Envoyer à un ami | Version à imprimer | Version en PDF

Tensions énergétiques dues à la crise ukrainienne: quelle stratégie pour Sonatrach ?

par Abderrahmane Mebtoul*

Outre les tension sur les produits alimentaires, la Russie comme l'Ukraine étant parmi les plus gros exportateurs de céréales dans le monde, environ 30%, où le conflit entraîne une envolée des prix et menaçant le commerce international, le cours du blé s'affichant à 393 euros la tonne sur Euronext le 06 mars 2022 concernant l'échéance de mars et s'orientant vers 400 euros la tonne, avec les tensions géostratégiques, l'Europe est dépendante de plus de 26% pour le pétrole et plus de 47% de la consommation de gaz russe premier exportateur mondial de gaz naturel qui ont fait flamber le prix du pétrole qui a été coté le 08 mars 2022, 9h GMT, à 126,23 dollars pour le Brent et pour le Wit 121,61 et pour les cours du gaz naturel en Europe 195 euros le mégawattheure sur le marché de gros, le 07/03/2022 contre 75 euros en février. Dans ce contexte particulier, l'Algérie approvisionnant l'Europe pour environ 11% et les hydrocarbures avec les dérivés lui procurant environ 98% de ses recettes en devises, quelle stratégie d'adaptation pour Sonatrach et d'une manière générale quelle politique adopter une économie diversifiée notamment pour sa sécurité alimentaire ?
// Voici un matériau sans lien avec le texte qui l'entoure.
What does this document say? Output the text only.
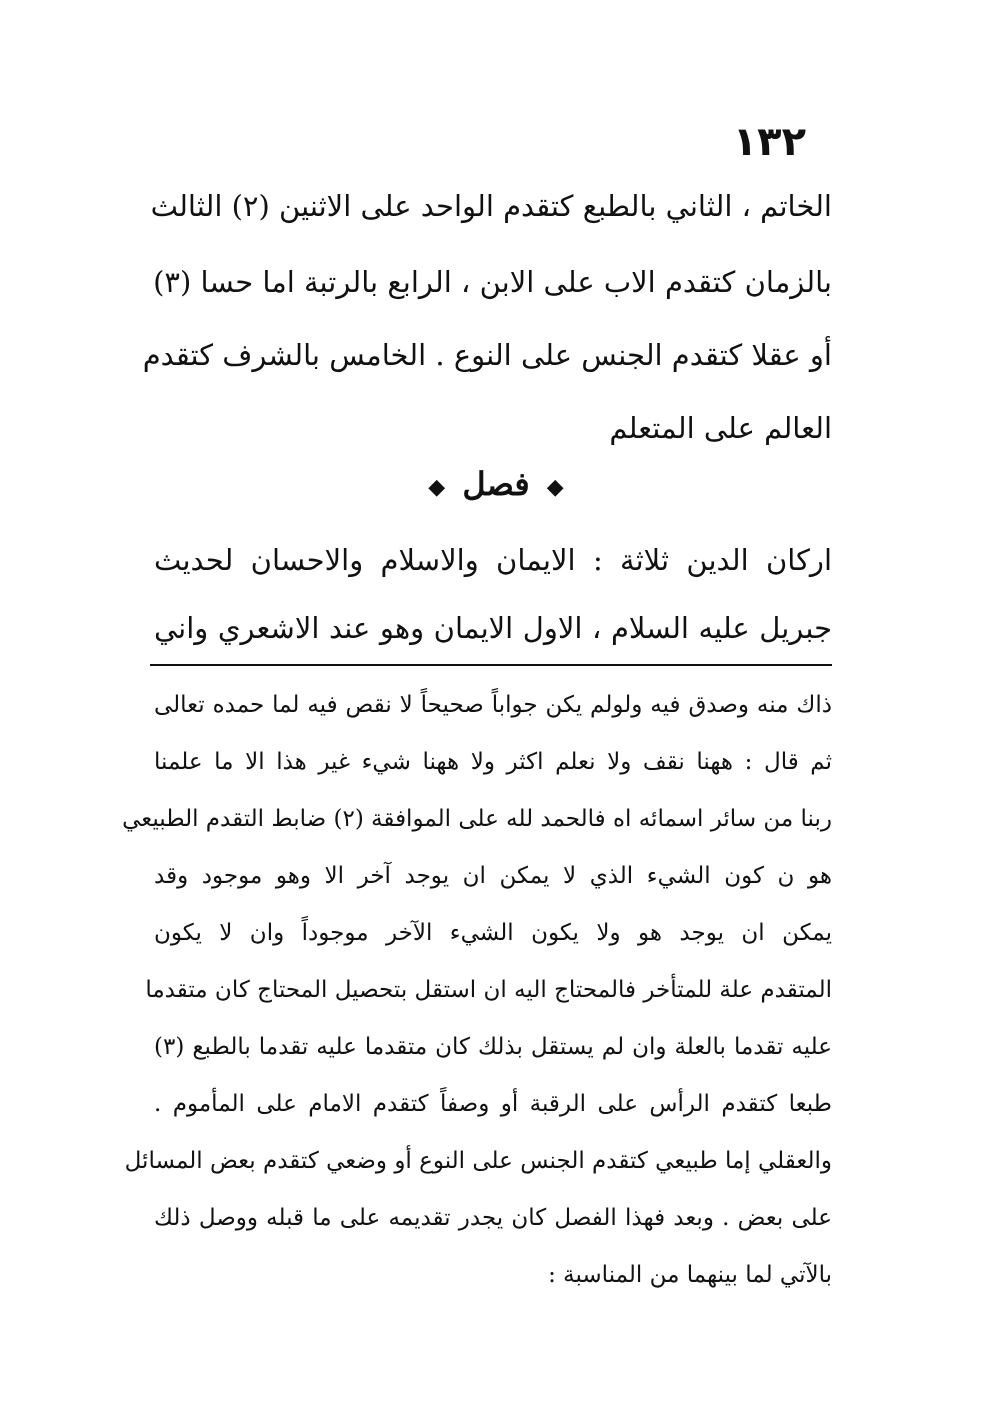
١٣٢

الخاتم ، الثاني بالطبع كتقدم الواحد على الاثنين (٢) الثالث

بالزمان كتقدم الاب على الابن ، الرابع بالرتبة اما حسا (٣)

أو عقلا كتقدم الجنس على النوع . الخامس بالشرف كتقدم

العالم على المتعلم

◆ فصل ◆

اركان الدين ثلاثة : الايمان والاسلام والاحسان لحديث

جبريل عليه السلام ، الاول الايمان وهو عند الاشعري واني

ذاك منه وصدق فيه ولولم يكن جواباً صحيحاً لا نقص فيه لما حمده تعالى

ثم قال : ههنا نقف ولا نعلم اكثر ولا ههنا شيء غير هذا الا ما علمنا

ربنا من سائر اسمائه اه فالحمد لله على الموافقة (٢) ضابط التقدم الطبيعي

هو ن كون الشيء الذي لا يمكن ان يوجد آخر الا وهو موجود وقد

يمكن ان يوجد هو ولا يكون الشيء الآخر موجوداً وان لا يكون

المتقدم علة للمتأخر فالمحتاج اليه ان استقل بتحصيل المحتاج كان متقدما

عليه تقدما بالعلة وان لم يستقل بذلك كان متقدما عليه تقدما بالطبع (٣)

طبعا كتقدم الرأس على الرقبة أو وصفاً كتقدم الامام على المأموم .

والعقلي إما طبيعي كتقدم الجنس على النوع أو وضعي كتقدم بعض المسائل

على بعض . وبعد فهذا الفصل كان يجدر تقديمه على ما قبله ووصل ذلك

بالآتي لما بينهما من المناسبة :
1.-Sonatrach a dressé un bilan provisoire des réalisations de l'année 2021, les premiers indicateurs de production révélant une augmentation de près de 5% de la production d'hydrocarbures, qui passe de 175,9 millions de tonnes équivalent pétrole (TEP) en 2020 à 185,2 millions de TEP en 2021. Pour ce qui est du volume de production au niveau des unités de raffinage, nous avons une stabilité de l'ordre de 27,9 millions de TEP en 2021, contre 27,8 millions en 2020. S'agissant de la production de gaz naturel liquéfié (GNL), Sonatrach a réalisé en 2021 une progression de 14%, le niveau de production ayant atteint 26,3 millions de m3 en 2021 par rapport à la quantité produite en 2020 (23,1 millions de m3), tout en ayant couvert les besoins du marché national, estimés à 64 millions de TEP en 2021, soit une augmentation de 9% par rapport à 2020, avec une baisse importante des quantités importées (-70%), passant de 859.000 TEP en 2020 à 255.000 tonnes en 2021. En ce qui concerne les niveaux d'exportations, le bilan a fait état d'une augmentation significative de 18% entre 2020 et 2021, ce qui a permis d'accroître les quantités exportées de 80,7 millions de TEP fin 2020 à 95 millions en 2021 pour une recette (à ne pas confondre avec le profit net devant déduire les coûts ) en 2021, d'une valeur dépassant 34,5 milliards USD (contre 20 Mds USD en 2020). Afin de développer les capacités nationales de production, en vue de répondre aux besoins internes qui enregistrent une croissance annuelle de 5%, ainsi qu'aux engagements contractuels avec les différentes partenaires, notamment en Europe et en Asie, il est prévu que Sonatrach investit 40 milliards de dollars à l'horizon 2026, dont 8 Mds USD en 2022.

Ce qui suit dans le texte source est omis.